Баев безнадежно махнул рукой и многообещающе хлюпнул носом:
— Пойду рыдать…
— Не смею препятствовать! — Корнев улыбнулся уже почти искренне и услужливо протянул Саше крахмальный беленький платочек, который извлек из воздуха, словно фокусник.
Пока Баев разглядывал платочек, Прошкин неожиданно для самого себя сказал:
— А вы, Александр Дмитриевич, если уж совсем тоскливо станет, ко мне в гости заглядывайте…
— Всенепременнейше! — Саша артистично помахал присутствующим новым платочком и удалился.
Печальный силуэт Баева еще не успел растаять в слоистом жарком воздухе, а Прошкин и Корнев уже потягивали относительно холодное пиво, расположившись в загаженном, зато далеком от сторонних ушей скверике у речушки.
— Устал я от этой истории, Коля, — откровенничал Корнев. — Вот не поверишь — ночей не сплю. А если и сплю — утопленников вижу. Или гробы. Или кладбища. Поднимаюсь — и на службу еду, чтобы времени не терять попусту. Ведь все одно не сплю! Аппетит потерял совершенно. Капли принимаю для успокоения нервной системы! Да толку от них никакого. Как и от докторов наших…
Прошкин спал как сурок, сны видел только по праздникам, о бессоннице даже понятия не имел и прекрасно знал, что лечебные капли Корнев разводит исключительно полстаканом медицинского спирта, но начальнику льстиво посочувствовал:
— Это все переутомление. Разве ж можно так себя истязать! Вы ведь, Владимир Митрофанович, всю область на себе тащите! Да еще и с группой этой колотитесь день и ночь. И никакой мелочи не упустите даже! С заключением этим, наверно, ворох бумаг перелопатили…
Корнев от такого заявления поперхнулся пивом, закашлялся, вытер губы все тем же серым платком:
— Ох, Николаша! Ведь работаешь ты в органах с двадцатого года, уже и в Академии отучился, и про гипноз в журналах читаешь, а ногтем ковырни — дурак дураком! Не видел я никакого заключения! Ну сам подумай: откуда бы ему у меня взяться?

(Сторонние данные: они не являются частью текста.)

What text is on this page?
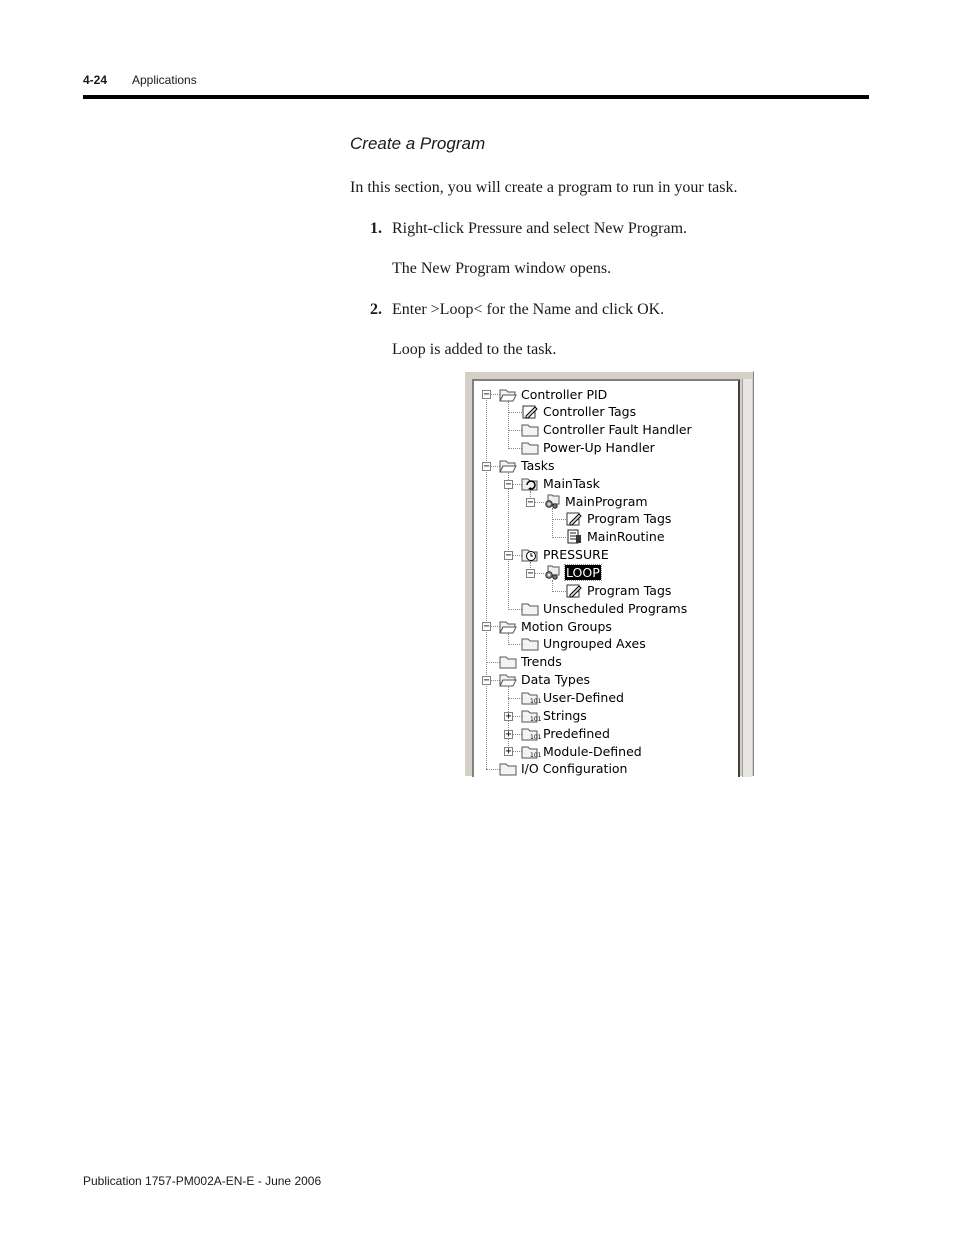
4-24 Applications
Create a Program
In this section, you will create a program to run in your task.
1. Right-click Pressure and select New Program.
The New Program window opens.
2. Enter >Loop< for the Name and click OK.
Loop is added to the task.
−	Controller PID
Controller Tags
Controller Fault Handler
Power-Up Handler
−	Tasks
−	MainTask
−	MainProgram
Program Tags
MainRoutine
−	PRESSURE
−	LOOP
Program Tags
Unscheduled Programs
−	Motion Groups
Ungrouped Axes
Trends
−	Data Types
101 User-Defined
+	101 Strings
+	101 Predefined
+	101 Module-Defined
I/O Configuration
Publication 1757-PM002A-EN-E - June 2006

Прошкин совершенно опешил и теперь смотрел на начальника как баран на новые ворота, пытаясь осмыслить его сложную логику.
— Ну сам посуди, — объяснял Корнев, — ведь этот змей Баев слова в простоте не скажет. Тем более по начальственным кабинетам просто так не побежит. А тут на тебе — самого Буденного за лампасы ухватил и клянчит холодильный вагон. Втемяшилось ему, видите ли, героического папашу непременно в Н. похоронить. Да еще при том, что в середине апреля дело было, а апрель в этом году очень холодный выдался.

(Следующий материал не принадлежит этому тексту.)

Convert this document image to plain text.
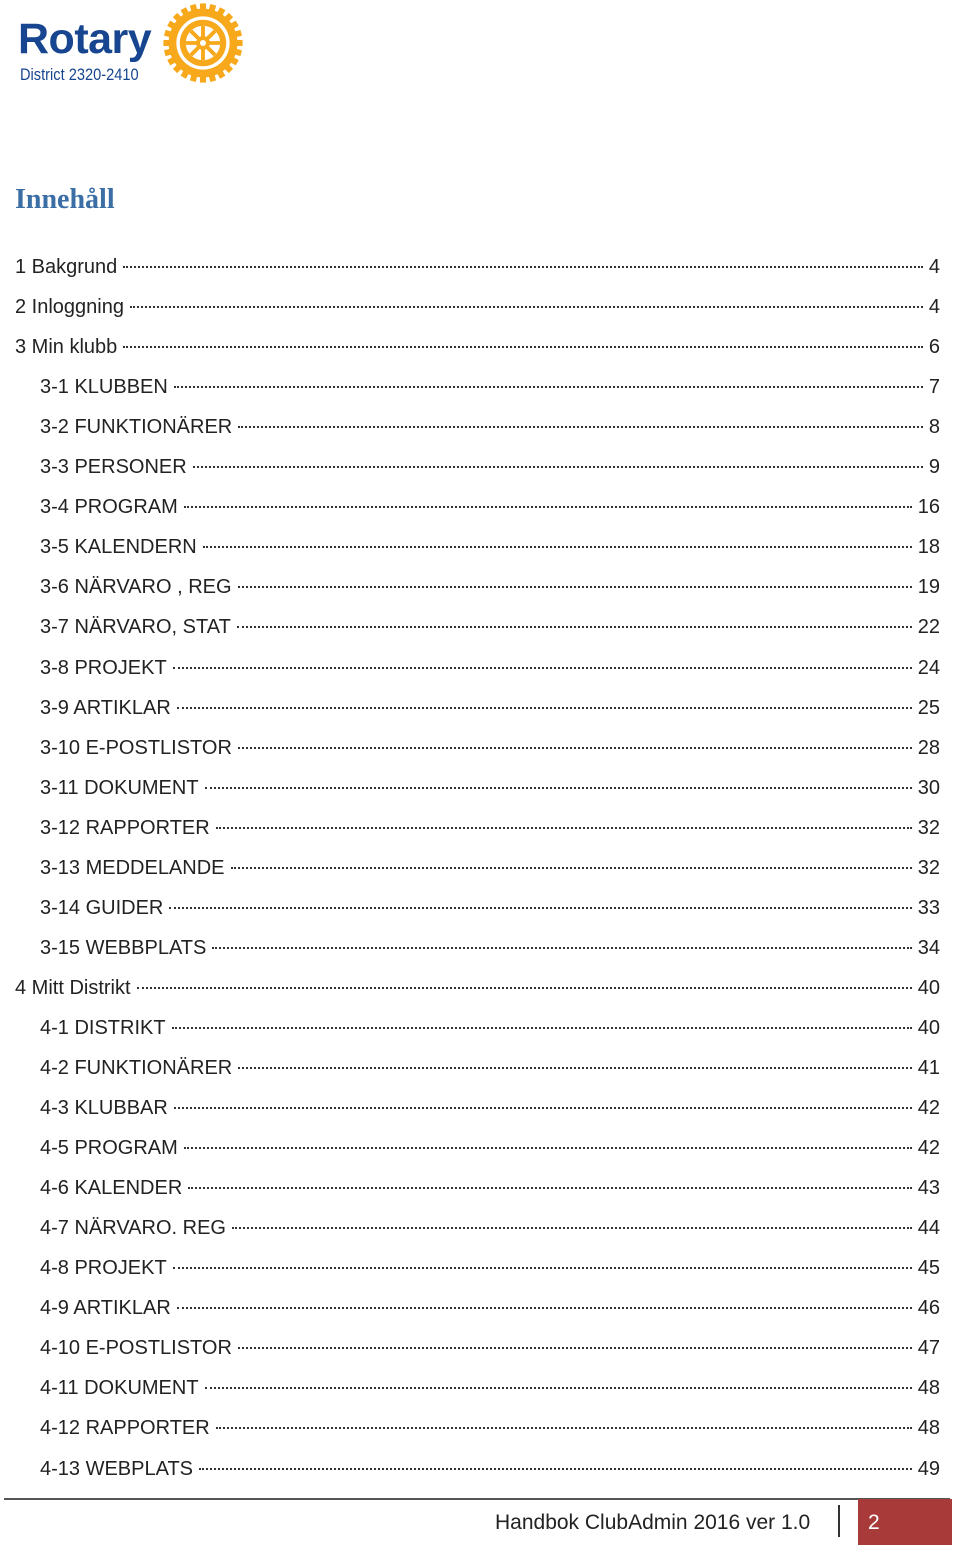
Rotary
District 2320-2410
Innehåll
1 Bakgrund	4
2 Inloggning	4
3 Min klubb	6
3-1 KLUBBEN	7
3-2 FUNKTIONÄRER	8
3-3 PERSONER	9
3-4 PROGRAM	16
3-5 KALENDERN	18
3-6 NÄRVARO , REG	19
3-7 NÄRVARO, STAT	22
3-8 PROJEKT	24
3-9 ARTIKLAR	25
3-10 E-POSTLISTOR	28
3-11 DOKUMENT	30
3-12 RAPPORTER	32
3-13 MEDDELANDE	32
3-14 GUIDER	33
3-15 WEBBPLATS	34
4 Mitt Distrikt	40
4-1 DISTRIKT	40
4-2 FUNKTIONÄRER	41
4-3 KLUBBAR	42
4-5 PROGRAM	42
4-6 KALENDER	43
4-7 NÄRVARO. REG	44
4-8 PROJEKT	45
4-9 ARTIKLAR	46
4-10 E-POSTLISTOR	47
4-11 DOKUMENT	48
4-12 RAPPORTER	48
4-13 WEBPLATS	49
Handbok ClubAdmin 2016 ver 1.0	2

Прошкин охотно согласился:
— Верно, двенадцатого числа снег шел — я такого холодного апреля даже и не припомню…
— Так вот. С чего бы Александру Дмитриевичу, прогрессивному молодому человеку, который даже орехи колет иностранными щипчиками, с чего бы ему тело не кремировать, как это принято в Европе, и не привезти сюда скромную урну с прахом в самом обычном поезде? А самому, после скромных похорон, исхлопотать должность в консульстве или дипломатической миссии и пить коктейль «Маргарита» где-нибудь в Ницце? Ну, конечно, если последней волей его названого папаши были именно похороны в Н. Ан нет — ему зачем-то еще и холодильный вагон потребовался. Да еще и неодолимая семейная любовь к постороннему старичку, которого он видел от силы три раза в своей жизни…
— Как же такое может быть? — засомневался Прошкин. — Я вот думал, что Деев чуть ли не на руках у Саши умер… А сейчас получается, что товарищ Баев не знает ни когда, ни от чего умер его отец?

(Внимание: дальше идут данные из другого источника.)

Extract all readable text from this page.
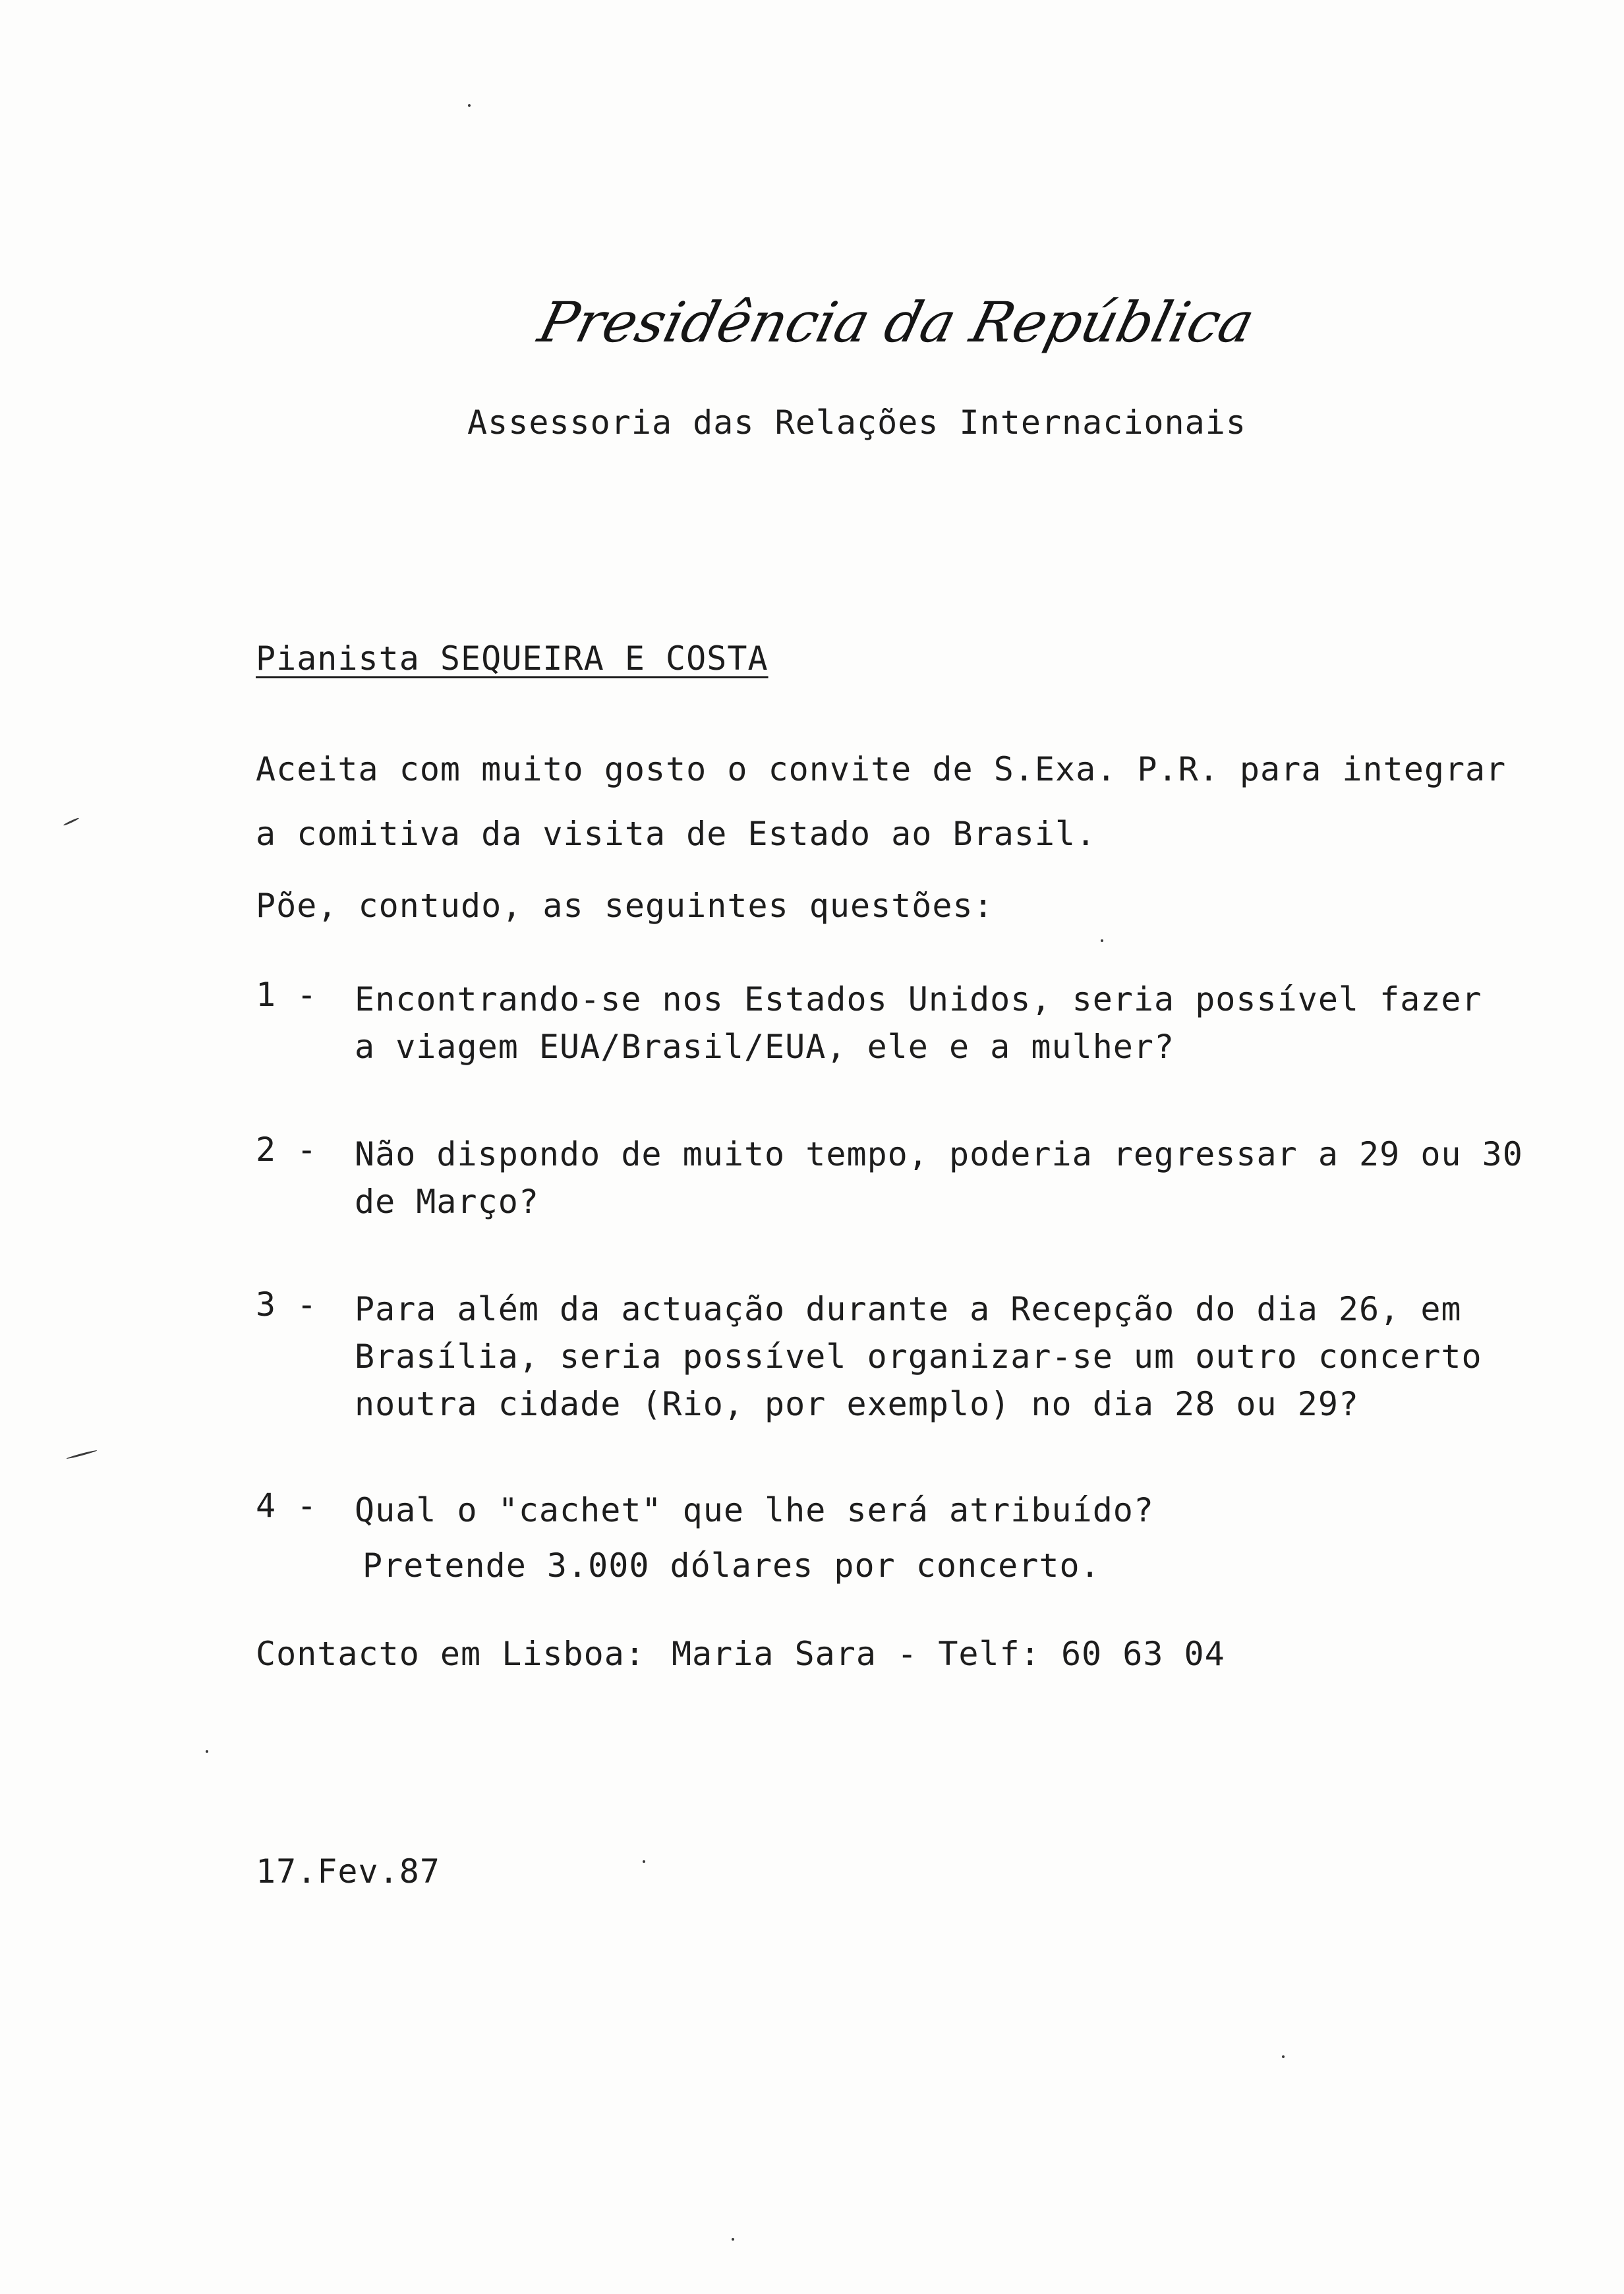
Presidência da República
Assessoria das Relações Internacionais
Pianista SEQUEIRA E COSTA
Aceita com muito gosto o convite de S.Exa. P.R. para integrar
a comitiva da visita de Estado ao Brasil.
Põe, contudo, as seguintes questões:
1 - Encontrando-se nos Estados Unidos, seria possível fazer
a viagem EUA/Brasil/EUA, ele e a mulher?
2 - Não dispondo de muito tempo, poderia regressar a 29 ou 30
de Março?
3 - Para além da actuação durante a Recepção do dia 26, em
Brasília, seria possível organizar-se um outro concerto
noutra cidade (Rio, por exemplo) no dia 28 ou 29?
4 - Qual o "cachet" que lhe será atribuído?
Pretende 3.000 dólares por concerto.
Contacto em Lisboa: Maria Sara - Telf: 60 63 04
17.Fev.87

— Усыновитель, — уточнил педантичный Корнев и, пошарив в необъятных недрах карманов, извлек порядком измятый бланк телеграммы.
Телеграмма адресовалась Баеву, извещала его о внезапной кончине Деева и была направлена главным врачом госпиталя, где тот проходил лечение, в город Брюссель. То есть получалось, что Саша о смерти комдива узнал в зарубежной командировке. Хотя и был он вдали от Родины всего-то несколько дней…
— История эта, Прошкин, мне с самого начала не нравилась. И с каждым днем оказывается все более и более скверной. Слушай, как по моему сугубо личному мнению все это обстояло; если с чем не согласен будешь или припомнишь чего-нибудь, что я запамятовал, — подскажешь. Так вот. Деев действительно болел. Чем и насколько тяжело — сложно сказать.
— Врачи говорили, совсем не жилец был: даже лекарства народные, мол, на такого больного тратить жалко, — напомнил Прошкин.